The year-on-year increase in childhood obesity prevalence may be levelling off,1
but with one in five 11 yearolds currently defined as obese, the country remains faced with a potentially huge burden of increased, obesity-associated, morbidity, and early mortality.2
This has led to wide-ranging searches for effective policies and interventions to identify and treat this condition. Obesity is a clinical condition with no single associated outcome; the clinical problems are the resultant comorbidities, which include a higher risk of diabetes, cancer, and cardiovascular-related morbidity and mortality in adulthood,3,4
and there is evidence that many of the conditions classically considered those of adulthood are manifest in adolescence.5,6
Because obesity is not a distinct clinical problem, there is no single area of clinical practice that ‘owns’ the condition. This is evident in the debate about the management of childhood obesity, much of which revolves around the appropriate setting. There is also a recognised paucity of evidence regarding effective methods of treatment.6,7
The government has made child obesity a health priority, and as part of this strategy they have introduced the National Child Measurement Programme (NCMP),1
which annually records the body mass index (BMI) of all children at reception and year 6. It has also supported MEND,8
a community-based weight-management service, and initiated ‘Change4Life’,9
a range of printed and interactive resources that support healthier lifestyles for children and families.

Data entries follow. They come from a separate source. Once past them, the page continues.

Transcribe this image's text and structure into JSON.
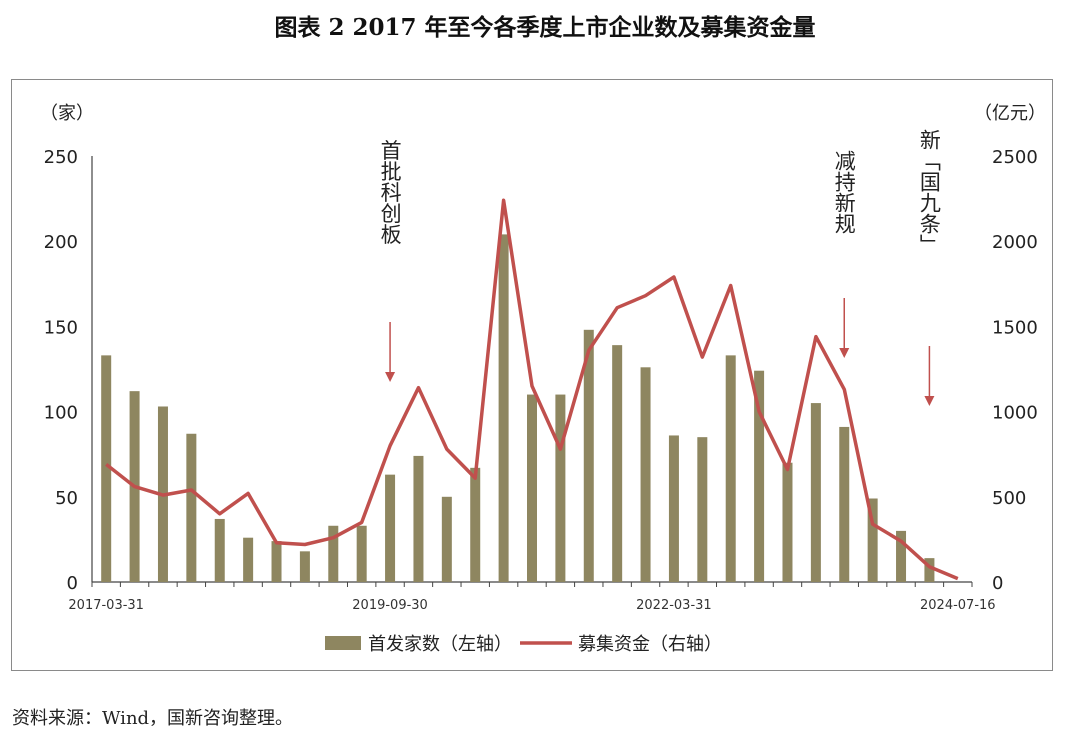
{
  "title": "图表 2 2017 年至今各季度上市企业数及募集资金量",
  "source": "资料来源：Wind，国新咨询整理。",
  "colors": {
    "bar": "#8e8660",
    "line": "#c0504d",
    "arrow": "#c0504d"
  },
  "chart_data": {
    "type": "bar+line",
    "left_axis": {
      "unit": "（家）",
      "ticks": [
        0,
        50,
        100,
        150,
        200,
        250
      ],
      "range": [
        0,
        250
      ]
    },
    "right_axis": {
      "unit": "（亿元）",
      "ticks": [
        0,
        500,
        1000,
        1500,
        2000,
        2500
      ],
      "range": [
        0,
        2500
      ]
    },
    "x_tick_labels": [
      {
        "index": 0,
        "label": "2017-03-31"
      },
      {
        "index": 10,
        "label": "2019-09-30"
      },
      {
        "index": 20,
        "label": "2022-03-31"
      },
      {
        "index": 30,
        "label": "2024-07-16"
      }
    ],
    "series": [
      {
        "name": "首发家数（左轴）",
        "type": "bar",
        "axis": "left",
        "values": [
          133,
          112,
          103,
          87,
          37,
          26,
          24,
          18,
          33,
          33,
          63,
          74,
          50,
          67,
          204,
          110,
          110,
          148,
          139,
          126,
          86,
          85,
          133,
          124,
          70,
          105,
          91,
          49,
          30,
          14,
          null
        ]
      },
      {
        "name": "募集资金（右轴）",
        "type": "line",
        "axis": "right",
        "values": [
          690,
          560,
          510,
          540,
          400,
          520,
          230,
          220,
          260,
          350,
          800,
          1140,
          780,
          610,
          2240,
          1150,
          780,
          1360,
          1610,
          1680,
          1790,
          1320,
          1740,
          1000,
          660,
          1440,
          1130,
          340,
          240,
          90,
          20
        ]
      }
    ],
    "annotations": [
      {
        "text": "首批科创板",
        "index": 10
      },
      {
        "text": "减持新规",
        "index": 26
      },
      {
        "text": "新「国九条」",
        "index": 29
      }
    ],
    "legend_position": "bottom"
  }
}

The National Institute for Health and Clinical Excellence (NICE) recommends primary care as the main focus for the management of childhood obesity,10
and the Department of Health has published a care pathway for children and young people for primary care practitioners.11
However, recent research has cast doubt on the suitability of primary care as a resource for effectively tackling childhood obesity. Qualitative studies have shown that practitioners have expressed doubts about the appropriateness of primary care, arguing that their role should be identifying and alerting patients,12
and that they lack the resources and expertise to deal with a complex phenomenon with a wide range of potential causes.13
This paper examines important issues around identifying obese children and the most appropriate treatment setting. The data derive from the authors' experiences of recruiting patients to the Primary Care-Care Of Childhood Obesity Study (PC-COCO) based in Bristol.14
The study is a pilot randomised controlled trial evaluating the transferability of a successful hospital-based, childhood obesity clinic (the COCO clinic) into primary care. Briefly, the trial design is for obese children referred to the established hospital COCO clinic by their GP, to be recruited and then randomised either to the hospital clinic or to one of two nurse-led primary care clinics.
How this fits in
There is debate about the appropriate setting for the management of child obesity. The National Institute for Health and Clinical Excellence (NICE) has identified primary care as a key site in the identification and treatment of the condition. The data reported here cast doubt as to whether patients and families are willing to engage with primary care on this issue. Furthermore, the data also raise questions about the willingness of primary care practitioners to proactively engage with parents and families on this issue. Without a formal remuneration package and evidence-based care pathways, general practice seems unlikely to be a viable option for universal weight-management interventions. Further work is needed to identify how better to engage parents in discussions and action plans to support weight loss in their obese children, especially now that National Child Measurement Programme data are to be routinely fed back to parents by many primary care trusts.
To augment recruitment, the study team obtained ethical approval to contact local general practices to identify and contact parents of children whose BMI indicated they may be obese. This approach was considered a pragmatic solution to trial recruitment, although the research team had little knowledge of how many children's BMIs were actually recorded on GP databases. It is not routine practice for GPs to record height, weight, and BMI forschool-aged children. This is partly because recording children's BMI is not part of the general practice Quality Outcomes Framework (QOF) contract which determines payment levels to GPs.15
Obesity did feature in the 2006-2007 QOF contract but this was for adults only.15
Furthermore, NCMP data are currently not routinely fed back to the child's primary care practice for those measured in reception and year 6 of primary school.
The team also had to take into consideration the response of parents to an unsolicited invitation indicating their child was obese. Children's weight is a sensitive issue that can invoke shame and guilt in parents.16
Experience from other studies16-18
showed that a sensitively worded invitation letter could be an effective method of contact without causing offence or distress to recipients and their families.